New Crisis Homily
John Gallaher | Poetry
Roughly a quarter of suicides happen away from home, often
in hotel rooms. They are “lethal locations.” People who work
at hotels know this, but don’t talk about it. It’s not
the sort of thing one advertises, but they think about it
when going into a room, in that bit of time the corner
of the bed and pile of sheets takes to resolve itself.
And now that I know this, what? Trivia night? Game show?
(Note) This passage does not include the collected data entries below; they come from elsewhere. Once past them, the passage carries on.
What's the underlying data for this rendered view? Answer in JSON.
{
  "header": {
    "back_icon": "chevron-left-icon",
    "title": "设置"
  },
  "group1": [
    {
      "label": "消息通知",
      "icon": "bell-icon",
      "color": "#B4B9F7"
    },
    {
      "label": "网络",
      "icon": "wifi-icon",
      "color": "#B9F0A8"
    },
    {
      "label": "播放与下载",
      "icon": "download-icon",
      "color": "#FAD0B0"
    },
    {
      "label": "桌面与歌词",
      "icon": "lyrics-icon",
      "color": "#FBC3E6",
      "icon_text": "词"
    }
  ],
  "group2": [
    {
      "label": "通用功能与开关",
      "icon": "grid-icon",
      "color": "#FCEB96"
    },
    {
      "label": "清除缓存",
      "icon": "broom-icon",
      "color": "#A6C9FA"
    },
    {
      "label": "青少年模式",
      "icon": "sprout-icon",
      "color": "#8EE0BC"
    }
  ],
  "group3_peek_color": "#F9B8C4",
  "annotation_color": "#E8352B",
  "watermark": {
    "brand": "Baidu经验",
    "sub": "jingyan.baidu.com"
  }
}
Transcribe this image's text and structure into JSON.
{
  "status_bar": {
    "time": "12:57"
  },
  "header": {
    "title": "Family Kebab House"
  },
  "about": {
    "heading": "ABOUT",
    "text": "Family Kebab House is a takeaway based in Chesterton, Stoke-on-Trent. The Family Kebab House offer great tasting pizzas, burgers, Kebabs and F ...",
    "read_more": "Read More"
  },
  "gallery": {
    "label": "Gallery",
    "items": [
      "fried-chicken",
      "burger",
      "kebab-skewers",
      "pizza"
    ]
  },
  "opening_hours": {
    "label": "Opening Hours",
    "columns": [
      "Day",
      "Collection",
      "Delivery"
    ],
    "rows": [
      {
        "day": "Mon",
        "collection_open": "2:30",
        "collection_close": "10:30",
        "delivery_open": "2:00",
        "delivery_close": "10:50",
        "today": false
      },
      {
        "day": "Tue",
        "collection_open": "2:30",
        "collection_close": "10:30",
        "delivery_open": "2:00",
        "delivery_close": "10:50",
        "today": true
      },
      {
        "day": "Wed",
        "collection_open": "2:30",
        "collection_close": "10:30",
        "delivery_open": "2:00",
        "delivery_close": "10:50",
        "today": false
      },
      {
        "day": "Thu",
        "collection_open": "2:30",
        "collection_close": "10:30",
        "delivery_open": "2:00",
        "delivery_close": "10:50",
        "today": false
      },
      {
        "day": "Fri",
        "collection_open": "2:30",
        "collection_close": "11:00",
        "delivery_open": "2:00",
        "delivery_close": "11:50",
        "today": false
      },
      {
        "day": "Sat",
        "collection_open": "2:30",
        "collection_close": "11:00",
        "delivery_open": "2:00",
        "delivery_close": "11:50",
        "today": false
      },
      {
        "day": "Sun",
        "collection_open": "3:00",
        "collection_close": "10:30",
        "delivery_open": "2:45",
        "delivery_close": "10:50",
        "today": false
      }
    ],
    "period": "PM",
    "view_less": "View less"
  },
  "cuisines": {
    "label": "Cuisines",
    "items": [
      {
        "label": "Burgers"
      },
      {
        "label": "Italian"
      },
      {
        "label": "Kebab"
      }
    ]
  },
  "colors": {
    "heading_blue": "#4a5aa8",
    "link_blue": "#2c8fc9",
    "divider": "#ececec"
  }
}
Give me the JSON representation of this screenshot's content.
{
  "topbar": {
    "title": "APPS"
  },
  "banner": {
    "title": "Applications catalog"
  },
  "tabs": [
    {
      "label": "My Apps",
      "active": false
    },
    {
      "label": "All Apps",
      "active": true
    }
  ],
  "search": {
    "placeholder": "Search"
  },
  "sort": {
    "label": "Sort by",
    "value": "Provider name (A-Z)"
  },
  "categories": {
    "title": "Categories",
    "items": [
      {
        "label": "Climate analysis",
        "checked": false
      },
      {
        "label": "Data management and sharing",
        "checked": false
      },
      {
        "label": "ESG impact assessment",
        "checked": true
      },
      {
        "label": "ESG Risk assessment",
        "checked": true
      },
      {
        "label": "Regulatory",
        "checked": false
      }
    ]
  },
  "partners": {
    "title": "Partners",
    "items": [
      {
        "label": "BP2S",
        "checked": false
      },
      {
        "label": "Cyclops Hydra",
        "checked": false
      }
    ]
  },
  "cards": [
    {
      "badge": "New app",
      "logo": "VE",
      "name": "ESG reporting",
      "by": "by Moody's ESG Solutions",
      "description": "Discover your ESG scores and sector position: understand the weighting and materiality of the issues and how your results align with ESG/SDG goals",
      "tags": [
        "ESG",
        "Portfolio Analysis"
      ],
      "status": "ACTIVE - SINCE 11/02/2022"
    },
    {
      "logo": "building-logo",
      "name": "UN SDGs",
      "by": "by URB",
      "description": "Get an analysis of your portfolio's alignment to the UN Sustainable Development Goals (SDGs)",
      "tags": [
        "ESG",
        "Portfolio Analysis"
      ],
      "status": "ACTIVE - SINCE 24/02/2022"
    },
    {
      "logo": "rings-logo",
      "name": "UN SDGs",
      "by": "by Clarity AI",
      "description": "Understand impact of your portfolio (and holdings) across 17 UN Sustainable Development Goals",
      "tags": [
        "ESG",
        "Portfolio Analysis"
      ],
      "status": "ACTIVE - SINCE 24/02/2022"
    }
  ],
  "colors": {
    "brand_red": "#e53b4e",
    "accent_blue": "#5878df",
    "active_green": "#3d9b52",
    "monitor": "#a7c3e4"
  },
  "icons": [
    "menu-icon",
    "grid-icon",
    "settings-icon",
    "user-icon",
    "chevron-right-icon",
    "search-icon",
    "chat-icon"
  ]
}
Easy as one two three, and the morning new and other,
and we have to approach it, speaking through it
like a 19th century clairvoyant, tables hovering, the wait staff
growing concerned. But it’s real, too. You’re at dinner
with three other people, so there are four versions of you:
the you you know, and then a you for each of the others. It’s the residue
of fog on the ponds and in the hollows, saying, “You’ve always belonged.”
*
The hotel treadmills are in a row, in front of windows
beneath four televisions: CNN reporting
on the war in Ukraine, Wheel of Fortune, ESPN sports talk,
and an episode of The Dukes of Hazard. I have to choose.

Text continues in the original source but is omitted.